L’empereur logea les messagers sous une tente et leur fit apporter des vivres.  

Le jour suivant, il réunit le Conseil avec ses barons. Ils étaient nombreux et parmi eux se trouvaient Roland, Olivier et Ganelon. Il alluma son ordinateur et leur lut les propositions des messagers.

— C’est très bien, mais je doute quand même de la sincérité du roi des Sarrasins.

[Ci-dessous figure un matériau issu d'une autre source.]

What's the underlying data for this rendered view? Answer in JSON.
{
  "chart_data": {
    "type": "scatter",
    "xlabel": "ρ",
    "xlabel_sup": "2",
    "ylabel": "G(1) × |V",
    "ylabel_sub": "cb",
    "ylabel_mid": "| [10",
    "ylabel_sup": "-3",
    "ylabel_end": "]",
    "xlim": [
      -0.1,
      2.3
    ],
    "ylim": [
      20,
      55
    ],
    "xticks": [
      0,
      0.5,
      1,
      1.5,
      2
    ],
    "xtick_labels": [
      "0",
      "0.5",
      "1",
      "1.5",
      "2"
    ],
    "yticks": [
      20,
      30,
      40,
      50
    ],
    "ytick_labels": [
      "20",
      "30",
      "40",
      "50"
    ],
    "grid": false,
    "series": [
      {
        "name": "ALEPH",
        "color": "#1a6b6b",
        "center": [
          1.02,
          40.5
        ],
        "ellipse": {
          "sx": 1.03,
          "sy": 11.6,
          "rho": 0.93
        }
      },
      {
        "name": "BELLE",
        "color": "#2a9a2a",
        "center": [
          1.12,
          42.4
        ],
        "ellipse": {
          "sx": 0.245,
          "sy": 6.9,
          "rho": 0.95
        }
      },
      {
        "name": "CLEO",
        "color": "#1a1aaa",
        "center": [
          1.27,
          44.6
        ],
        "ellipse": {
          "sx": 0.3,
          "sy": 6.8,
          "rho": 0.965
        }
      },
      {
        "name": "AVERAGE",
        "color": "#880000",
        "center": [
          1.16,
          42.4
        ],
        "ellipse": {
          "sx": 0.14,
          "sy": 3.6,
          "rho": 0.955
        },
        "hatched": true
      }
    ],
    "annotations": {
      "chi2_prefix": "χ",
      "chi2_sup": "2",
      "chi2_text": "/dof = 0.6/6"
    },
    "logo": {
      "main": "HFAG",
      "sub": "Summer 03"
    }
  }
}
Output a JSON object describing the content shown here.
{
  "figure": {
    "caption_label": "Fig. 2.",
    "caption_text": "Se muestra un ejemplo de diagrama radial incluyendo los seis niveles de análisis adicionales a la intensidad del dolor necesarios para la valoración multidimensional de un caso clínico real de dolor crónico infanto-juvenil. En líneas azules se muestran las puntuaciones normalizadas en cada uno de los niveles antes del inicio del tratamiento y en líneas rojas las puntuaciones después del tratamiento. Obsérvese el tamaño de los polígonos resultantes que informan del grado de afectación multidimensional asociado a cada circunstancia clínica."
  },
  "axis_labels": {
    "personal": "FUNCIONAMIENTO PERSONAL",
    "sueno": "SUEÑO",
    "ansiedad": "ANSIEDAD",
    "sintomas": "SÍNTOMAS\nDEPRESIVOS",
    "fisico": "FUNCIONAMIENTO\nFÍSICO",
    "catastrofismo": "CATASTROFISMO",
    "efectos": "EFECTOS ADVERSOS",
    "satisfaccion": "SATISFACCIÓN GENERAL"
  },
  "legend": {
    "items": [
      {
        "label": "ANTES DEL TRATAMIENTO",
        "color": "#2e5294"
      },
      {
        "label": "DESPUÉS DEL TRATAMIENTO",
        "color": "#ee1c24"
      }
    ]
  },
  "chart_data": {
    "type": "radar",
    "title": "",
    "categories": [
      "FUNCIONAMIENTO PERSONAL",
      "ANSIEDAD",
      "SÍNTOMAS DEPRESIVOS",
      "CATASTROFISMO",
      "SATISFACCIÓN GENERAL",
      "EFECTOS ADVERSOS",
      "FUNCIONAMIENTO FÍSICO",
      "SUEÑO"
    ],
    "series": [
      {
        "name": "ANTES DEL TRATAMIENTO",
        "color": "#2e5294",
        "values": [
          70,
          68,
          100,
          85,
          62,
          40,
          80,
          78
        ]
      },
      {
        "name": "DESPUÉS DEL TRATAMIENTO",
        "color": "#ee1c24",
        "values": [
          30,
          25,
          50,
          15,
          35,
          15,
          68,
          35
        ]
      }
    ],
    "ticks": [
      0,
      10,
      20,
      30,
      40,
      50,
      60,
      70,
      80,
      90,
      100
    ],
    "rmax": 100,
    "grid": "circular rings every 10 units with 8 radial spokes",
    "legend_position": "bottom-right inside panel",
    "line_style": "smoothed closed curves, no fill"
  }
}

— Vous avez tout à fait raison de douter, dit le comte Roland. Mon oncle, je vous demande de ne pas croire ce souverain. Il y a sept ans, vous avez conquis plusieurs seigneuries dans son pays et il s’est comporté de la même manière qu’aujourd’hui. Il a envoyé ses païens et vous a trahi ensuite. Vous lui avez adressé deux de vos comtes. Ils ont été assassinés en montagne. Il faut vous venger. Rendez-vous avec votre armée à Saragosse, faites un long siège de la ville. Vous devez laver l’honneur de ceux que le traitre a fait tuer !

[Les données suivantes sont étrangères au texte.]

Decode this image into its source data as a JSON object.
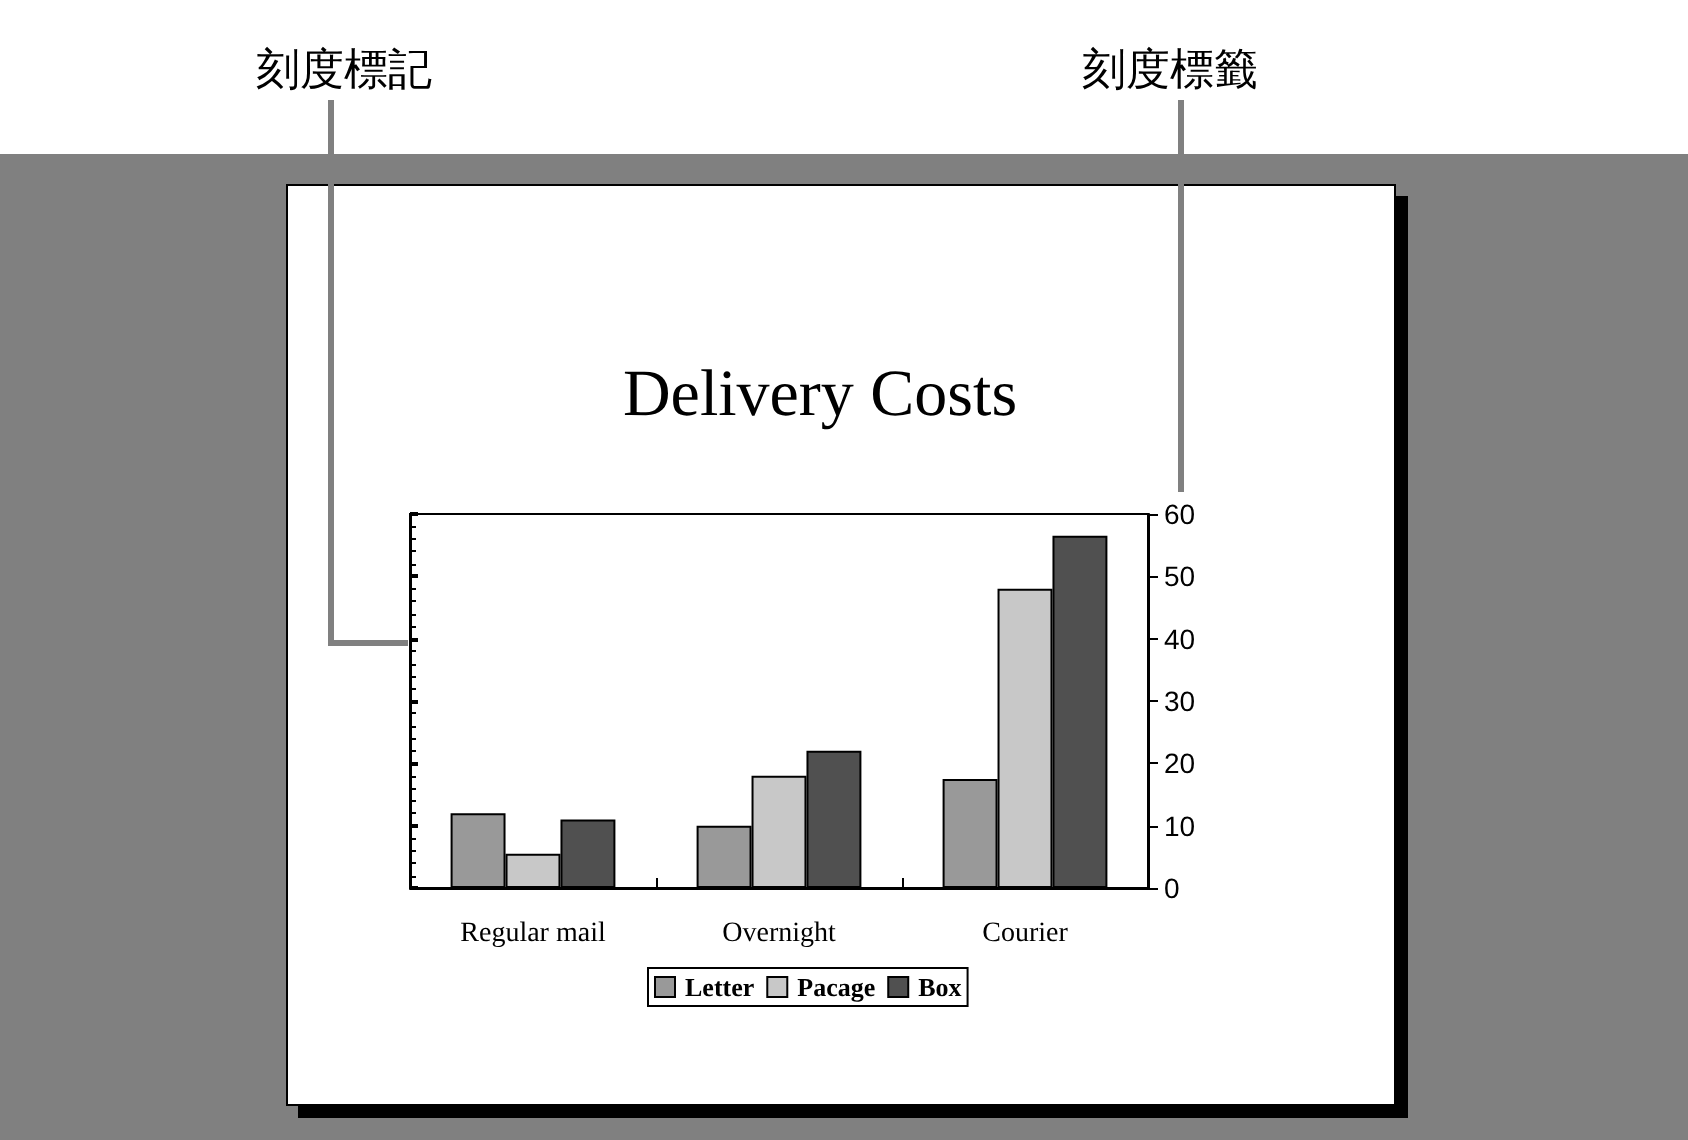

Charlemagne, embarrassé, baissa la tête et frisa sa moustache, mais ne répondit pas tout de suite à son neveu.

Ganelon s’approcha de Charlemagne et s’arrêta devant lui …

— Ne croyez pas ce coquin. Nous devons écouter les sages et non les fous. Acceptons cet accord, car nous risquerions de mourir d’une mort que nous ne souhaiterions pas ! Ne vaut-il pas mieux éviter un nouveau conflit ?

— Il y a de la sagesse dans ce qu’a dit le comte Ganelon, déclara le vassal Naimes. Ce serait bien qu’il soit entendu. Le roi Marsile fut vaincu par vous à la guerre, sans avoir toutefois repris sa cité. Il est à votre merci. Il est inutile d’en faire davantage. Il est en position de faiblesse et si vous décidez de l’affronter, il ne pourra pas être victorieux, surtout avec les équipements nouveaux dont nous sommes dotés maintenant, les robots tueurs et autres drones qu’il ne possède pas. Vous devez éviter un nouveau bain de sang !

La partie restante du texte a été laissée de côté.